Anthropic logo

Claude 3.7 Sonnet

Multimodal
Anthropic

The most intelligent Claude model and the first hybrid reasoning model on the market. Claude 3.7 Sonnet can provide near-instant responses or extended step-by-step thinking that is visible to the user. It demonstrates particularly significant improvements in coding and frontend web development.

Key Specifications

Parameters
-
Context
200.0K
Release Date
February 24, 2025
Average Score
74.1%

Timeline

Key dates in the model's history
Announcement
February 24, 2025
Last Update
July 19, 2025
Today
March 26, 2026

Technical Specifications

Parameters
-
Training Tokens
-
Knowledge Cutoff
-
Family
-
Capabilities
MultimodalZeroEval

Pricing & Availability

Input (per 1M tokens)
$3.00
Output (per 1M tokens)
$15.00
Max Input Tokens
200.0K
Max Output Tokens
128.0K
Supported Features
Function CallingStructured OutputCode ExecutionWeb SearchBatch InferenceFine-tuning

Benchmark Results

Model performance metrics across various tests and benchmarks

Programming

Programming skills tests
SWE-Bench Verified
With several and This approach more simple method with several for improvements accuracy. In this method LLM question and makes several attempts solve its with and components: • solution: model makes 5-10 independent attempts solve task • : model uses structured approach, : - tasks on subtasks - solutions - step-by-step solution - and errors • answers: model all attempts, and most solution Advantages: accuracy through thinking and especially efficient for complex tasks, requiring multi-step reasoning. Disadvantages: significantly tokens, more time, can be for simple questionsSelf-reported
70.3%

Reasoning

Logical reasoning and analysis
GPQA
We we present method Diamond — approach to on reasoning model. Method Diamond on evaluation model by two : - How quality reasoning model with thinking (additional iterations ) - How this improvement in dependency from complexity tasks For evaluation Diamond we: 1. instruction, which encourages model thoroughly think over and then give answer. 2. model on set tasks, allowing it generate one justification and answer. 3. Then this indeed model analysis and reasoning on that indeed task, and provide answer. 4. process several times for one and that indeed tasks. 5. accuracy model on each thinking.
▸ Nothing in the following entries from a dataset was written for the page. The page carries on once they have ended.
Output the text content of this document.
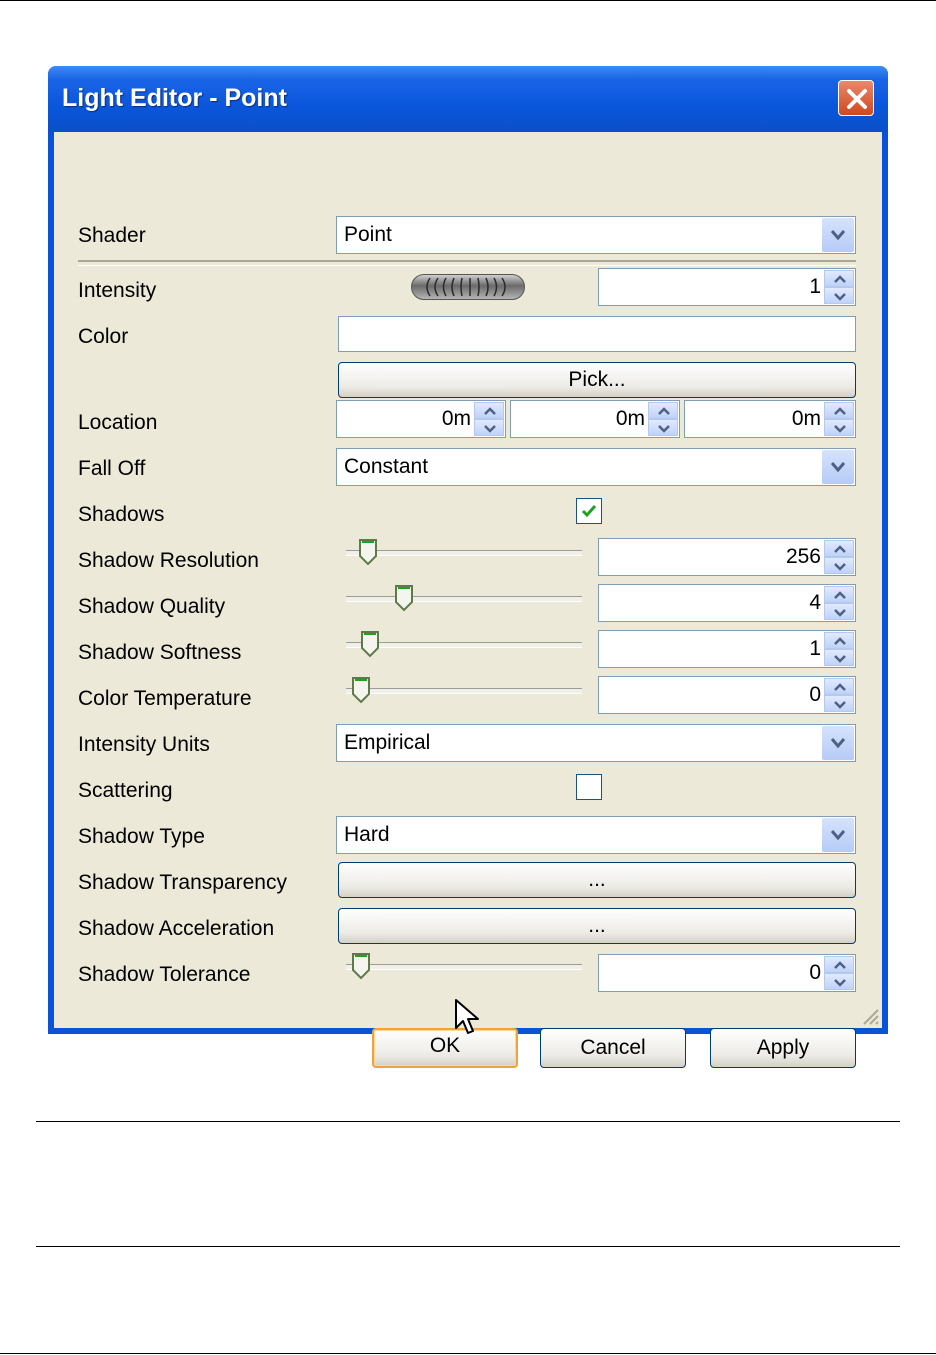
Light Editor - Point
Shader	Point
Intensity	1
Color
Pick...
Location	0m	0m	0m
Fall Off	Constant
Shadows
Shadow Resolution	256
Shadow Quality	4
Shadow Softness	1
Color Temperature	0
Intensity Units	Empirical
Scattering
Shadow Type	Hard
Shadow Transparency	...
Shadow Acceleration	...
Shadow Tolerance	0
OK	Cancel	Apply
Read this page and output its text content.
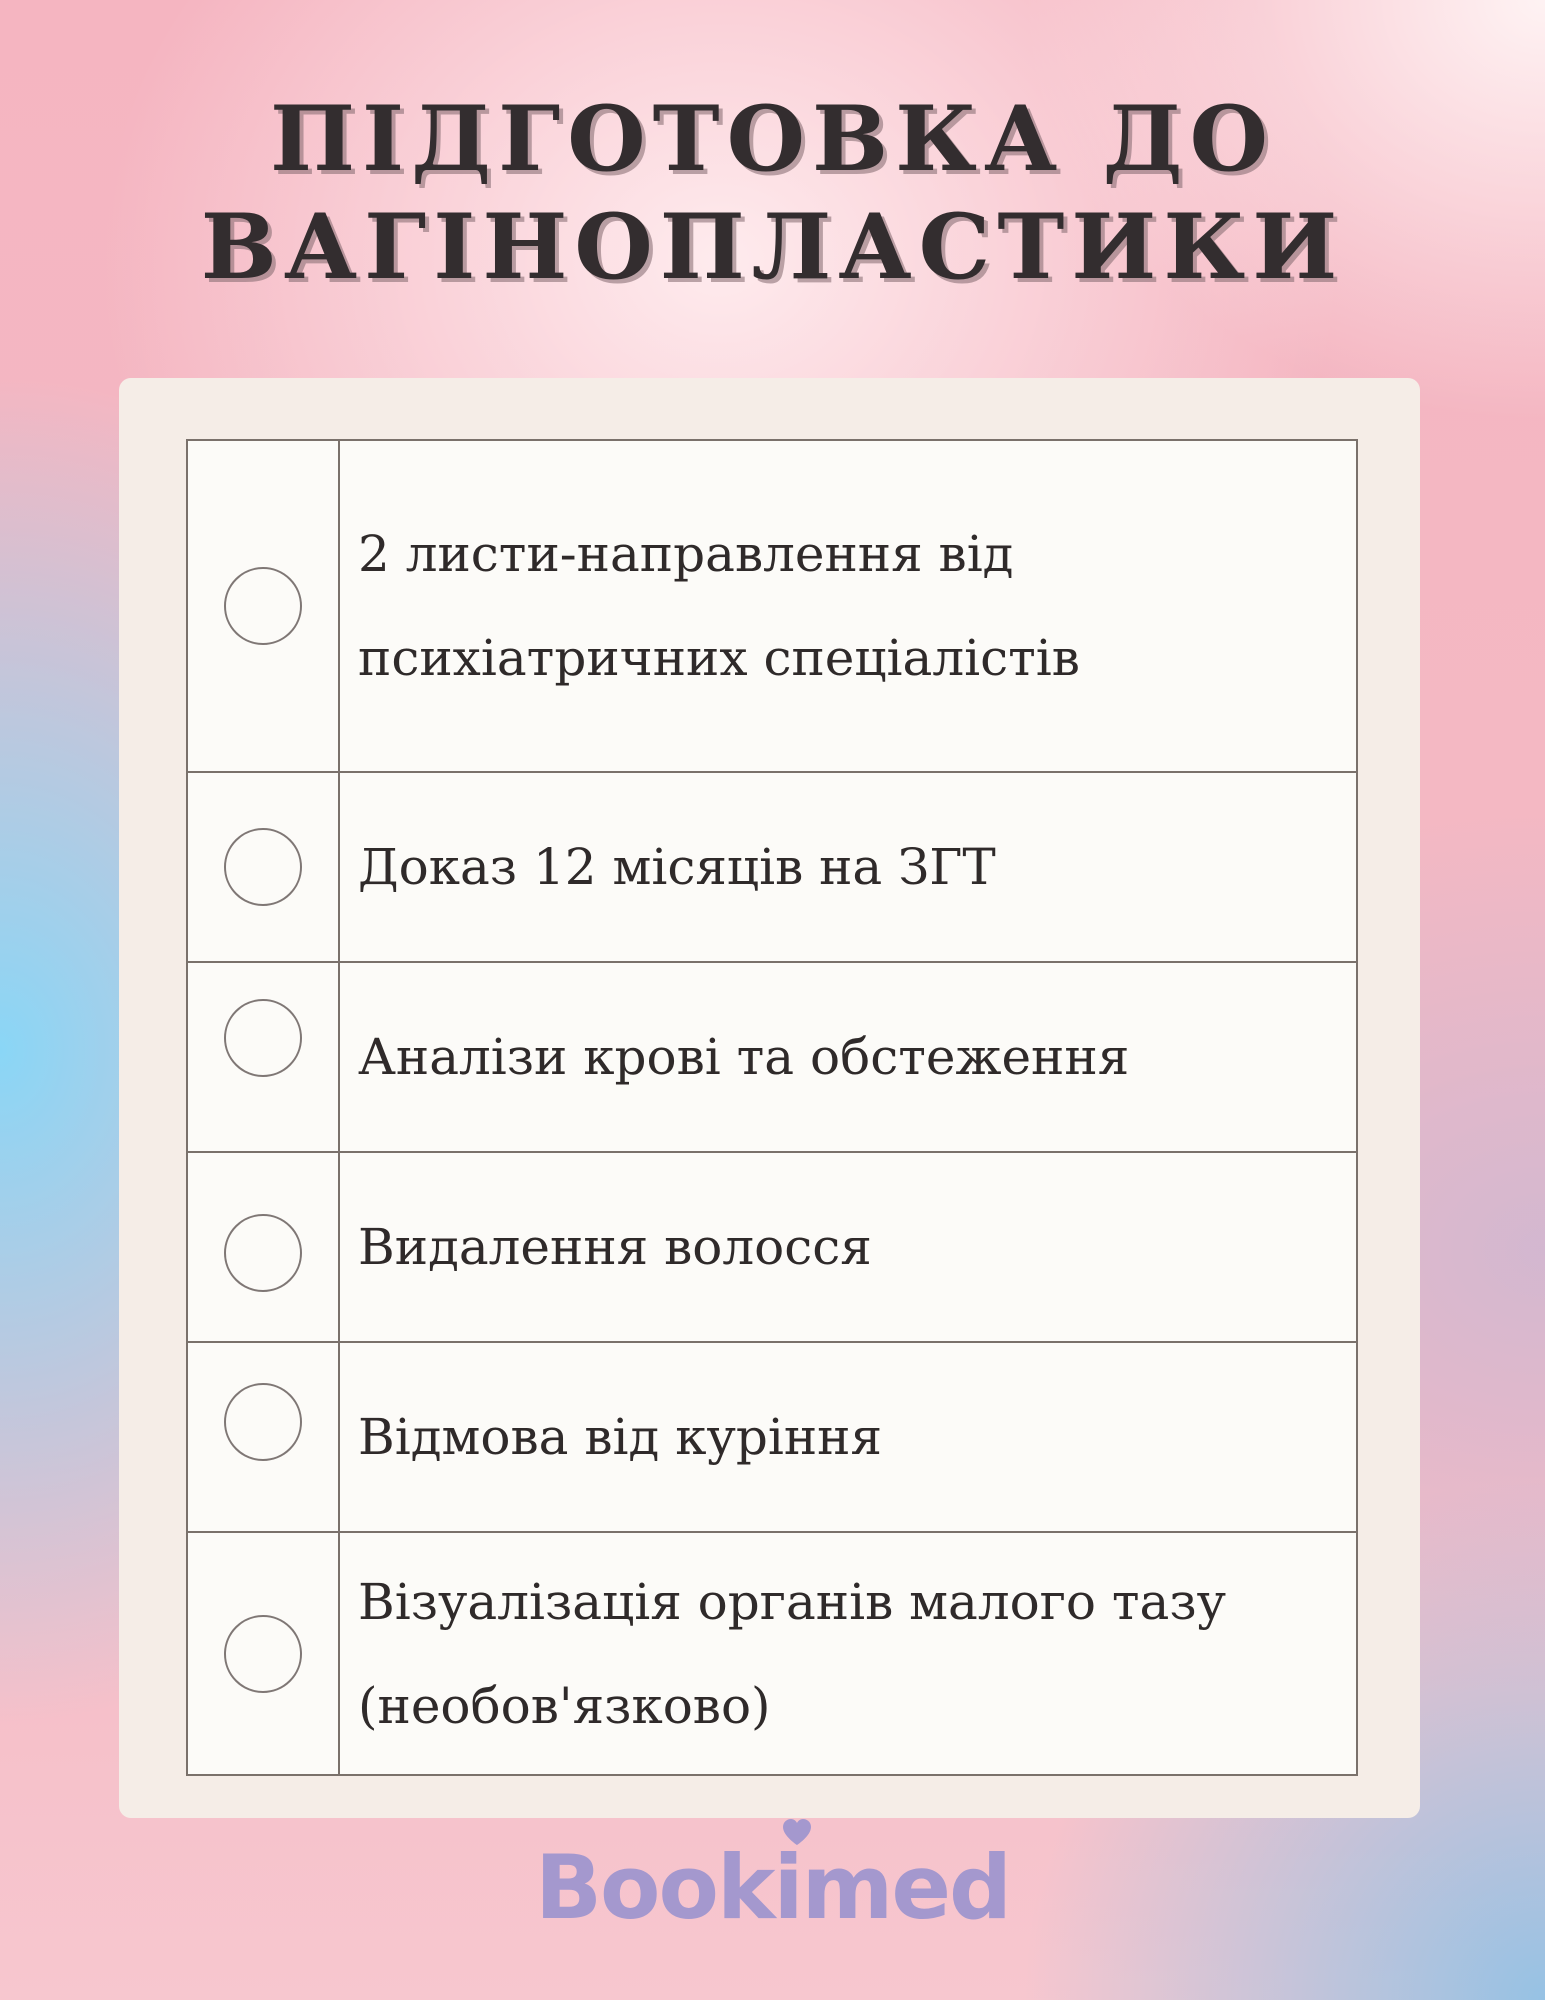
ПІДГОТОВКА ДО
ВАГІНОПЛАСТИКИ

	2 листи-направлення від
психіатричних спеціалістів

	Доказ 12 місяців на ЗГТ

	Аналізи крові та обстеження

	Видалення волосся

	Відмова від куріння

	Візуалізація органів малого тазу
(необов'язково)
Bookimed
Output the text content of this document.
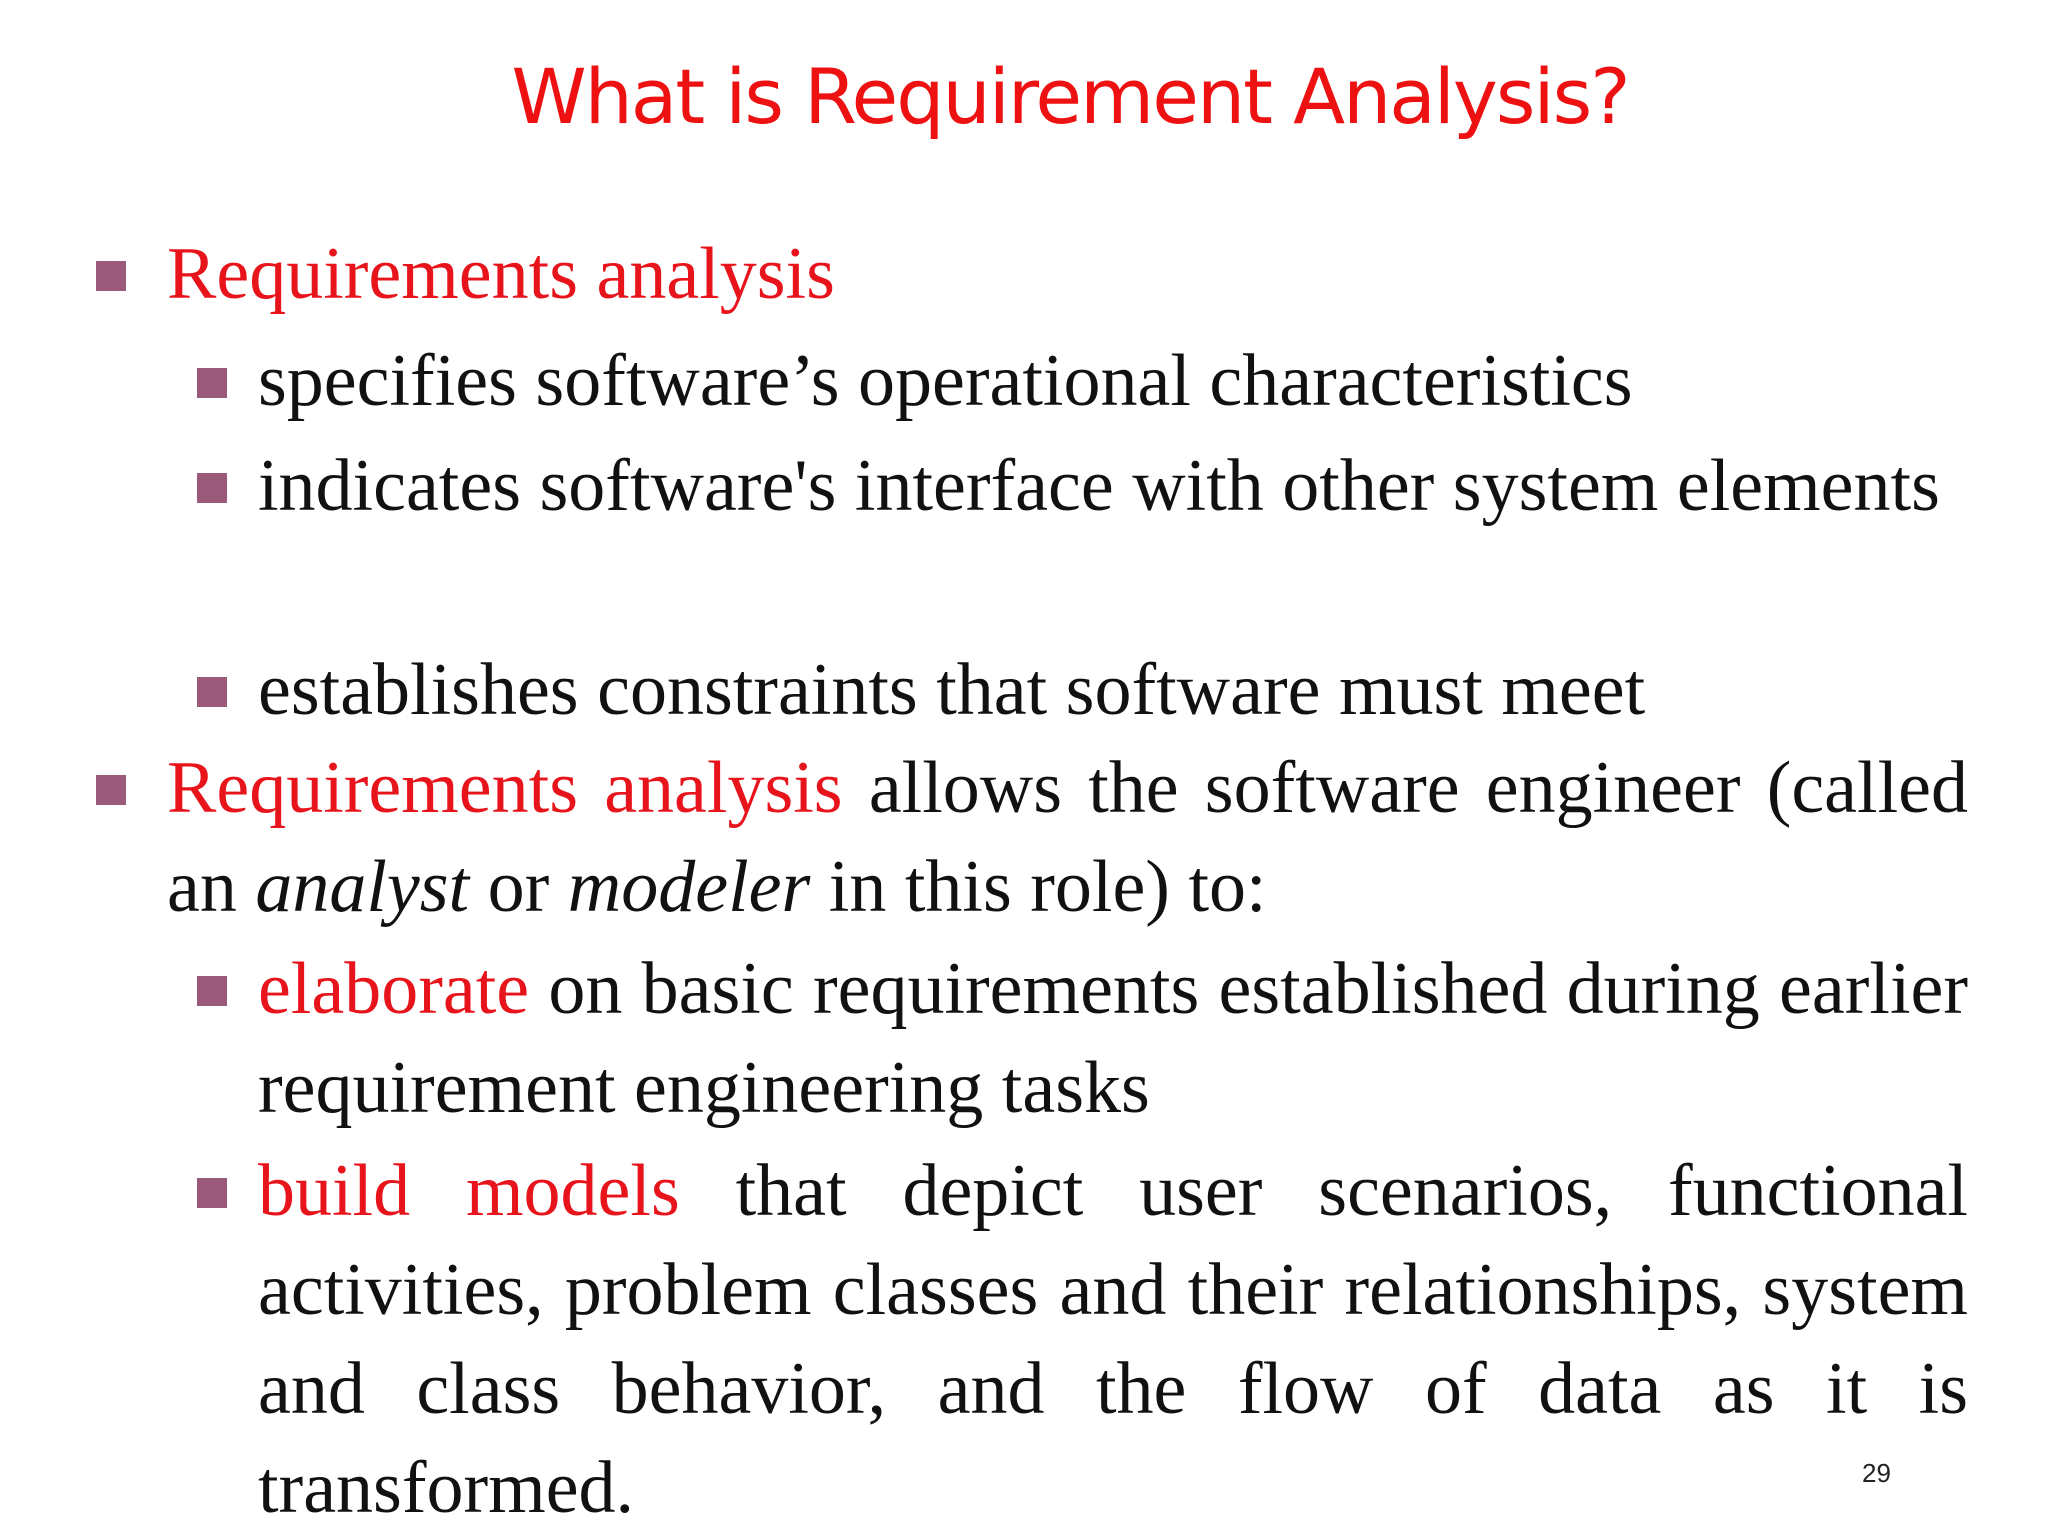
What is Requirement Analysis?
Requirements analysis
specifies software’s operational characteristics
indicates software's interface with other system elements
establishes constraints that software must meet
Requirements analysis allows the software engineer (called an analyst or modeler in this role) to:
elaborate on basic requirements established during earlier requirement engineering tasks
build models that depict user scenarios, functional activities, problem classes and their relationships, system and class behavior, and the flow of data as it is transformed.	29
Diamond accuracy model by two : - X: tasks (models, which can correctly solve task) - Y: Accuracy model at iterations thinking This allows us how model with thinking, and how this improvement depends from base complexity tasksSelf-reported
84.8%

Multimodal

Working with images and visual data
MMMU
Standard evaluationSelf-reported
75.0%

Other Tests

Specialized benchmarks
AIME 2024
Self-reported
80.0%
AIME 2025
computation in time testing (4, 5)Self-reported
54.8%
IFEval
Self-reported
93.2%
MATH-500
Self-reported
96.2%
MMMLU
Average value by 14 (3)Self-reported
86.1%
TAU-bench Airline
With to prompt for best use AI: Results show, that simple addition to prompt ("Please, its answer before that, how its ") significantly improves performance model on mathematical In this strict GPT-4 Turbo without to prompt 20% on tasks AIME, in then time how with performance to 29.5% - in 47.5% by comparison with base This approach shows, that even without complex output or simply query to model about answer can substantially capabilities reasoningSelf-reported
58.4%
TAU-bench Retail
With in prompt for more use AI: analysis approach to solving problems about its approach to solving this tasks, I I can better evaluate, which process better total use for obtaining exact answer. 1. and tasks - I task, in order to understand, that specifically I all and main components tasks - I key limitations or 2. solutions - I several various approaches to solving - I most method solutions, which matches type tasks - I sequence steps, for obtaining answer 3. and solve task - I I will follow each step sequentially - I I will for their on each If I with I its approach and 4. solution and answer - I matches whether answer tasks - I that computation and I its answer, each step reasoning 5. I clearly final answer - I key steps, which to solving - I or approaches this structured approach to solving, I to taskSelf-reported
81.2%
Terminal-bench
computation in time testing, Claude Code (2, 5)Self-reported
35.2%

License & Metadata

License
proprietary
Announcement Date
February 24, 2025
Last Updated
July 19, 2025

Similar Models

All Models

Recommendations are based on similarity of characteristics: developer organization, multimodality, parameter size, and benchmark performance. Choose a model to compare or go to the full catalog to browse all available AI models.